24 de setembro de 2008

Quem tem colírio também usa óculos escuros

Dançava com liberdade. Com as pernas, os braços, quadris, cabelos e olhos - os seus e os meus, sem saber. Batia os pés mais vezes que a música, e olhava o dj por vezes com um deslumbramento de felicidade e prazer. Balançava o tronco quase que sem prestar atenção ao ritmo, chacoalhando-se na liberdade do movimento e no conduzir que queria, independente da freqüência dos sons. Fechava os olhos e os abria com freqüência menor que piscadas, e por vezes esbarrava nos meus que lhe olhavam a nuca quando de costas. Cheirei seu cabelo no escuro e na confusão, sem ser flagrado por nenhuma das almas que não me poderiam ver, os amigos vários que nos rondavam os corpos e velavam pela integridade de nossas intenções e nossos relacionamentos que extrapolavam as paredes da sala, nossos amores que não estavam ali conosco. Cheirei-lhe o cabelo, no entanto, sem medo, inconseqüente, arriscado, traidor, lindo. Estive próximo a agarrar-lhe o corpo e descobrir-lhe a boca, e por vezes vi a situação acontecendo à minha frente, meus dedos em seus quadris, nossos pescoços como cobras e nosso enlace, suas mãos comendo-me as costas, morrendo em mim, querendo-me. Vi a possibilidade disso e com sobriedade, apesar do álcool, pus-me a acreditar esperar passar os dias para a chegada dessa realidade. Não questionei se demorariam meses - semanas certamente sim -, seis talvez, meio ano contando carneiros. Não me pareceu que fosse desvanecer em mim o desejo das pontas quentes dos meus dedos, tão astutamente envoltos em outras nucas e coxas pelo querer e pelo também não poder ter as suas. Estive paciente e louco, observei seus trejeitos mesmo que não fossem meus (ainda[?]), suas pernas, seus sapatos, seu gosto por roupas, seu sorriso, suas circunstâncias. Fui solitário e feliz em meio a monstros e vitrines. Peguei em seus ombros com os olhos, toquei-lhe o rosto e o pescoço com carinho e violência, colei-a em mim, senti sua vontade voraz, quase fui assassinado tanto quanto quase matei, havia sangue e calor pela pista, todos nos podiam ver mas não viam, éramos só mais uma fração do mundo, alguns solitários nos olhavam por fraqueza, vontade ou inveja, acontece, já me aconteceu, já aconteceu a outros.

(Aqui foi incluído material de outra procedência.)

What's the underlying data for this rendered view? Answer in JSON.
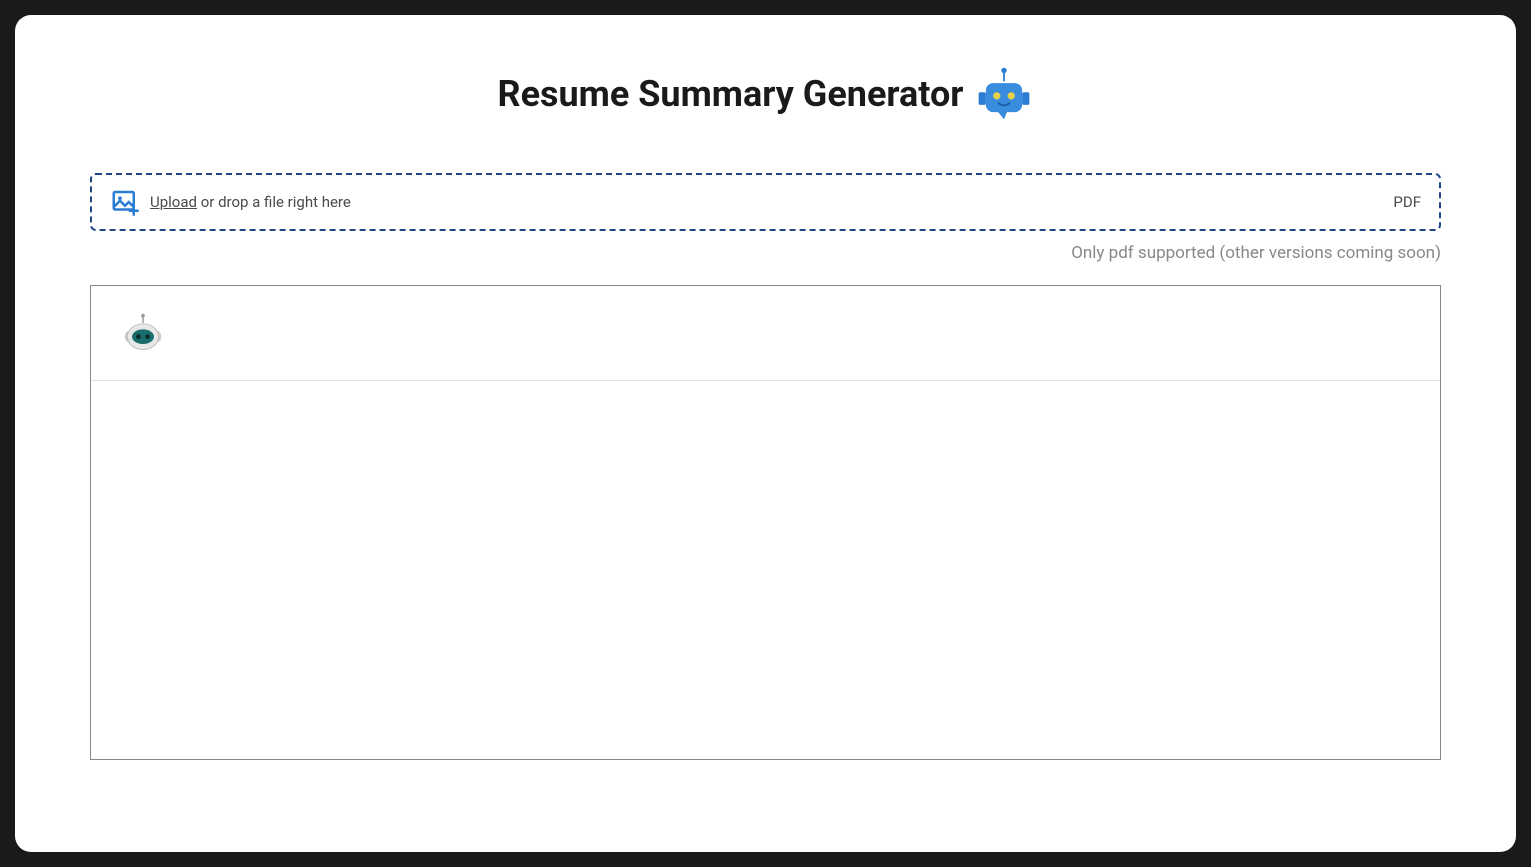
{
  "header": {
    "title": "Resume Summary Generator"
  },
  "upload": {
    "link_text": "Upload",
    "drop_text": " or drop a file right here",
    "file_type": "PDF"
  },
  "support_message": "Only pdf supported (other versions coming soon)",
  "chat": {
    "messages": []
  }
}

Mas nossa dança continuava, era circular por momentos, como uma constante e interminável emboscada, cobrindo espaços e rotas de fuga, eu e ela, e finalmente era via de mão dupla. Não mais essa tortura só, essa busca pela vontade dos outros, essa situação incômoda de loucura talvez desnecessária, fingida e insana, já insana pela mera loucura, pior ainda se despropositada. Não, era simples e fácil e entorpecedor e sexo e não amor, ainda não amor, para dar tempo de tudo, da felicidade livre e desempedida, do compromisso do querer, essa amarra amável, e então eu não mais seria portas abertas, seria porta de casa, conheceria seu quarto e seu armário, descobriria seus amigos e seria querido, seria a primeira pessoa a se ligar quando do acontecimento de algo, seria seu travesseiro e despertador, suas brigas e birras, deixaria que me conhecesse e conhecesse meu corpo, meu jeito, meus medos.
Mas agora, depois de carros, copos, colares, colagens e colírios e a visão de uma - sua - felicidade sem mim, nada mais quero além de óculos escuros.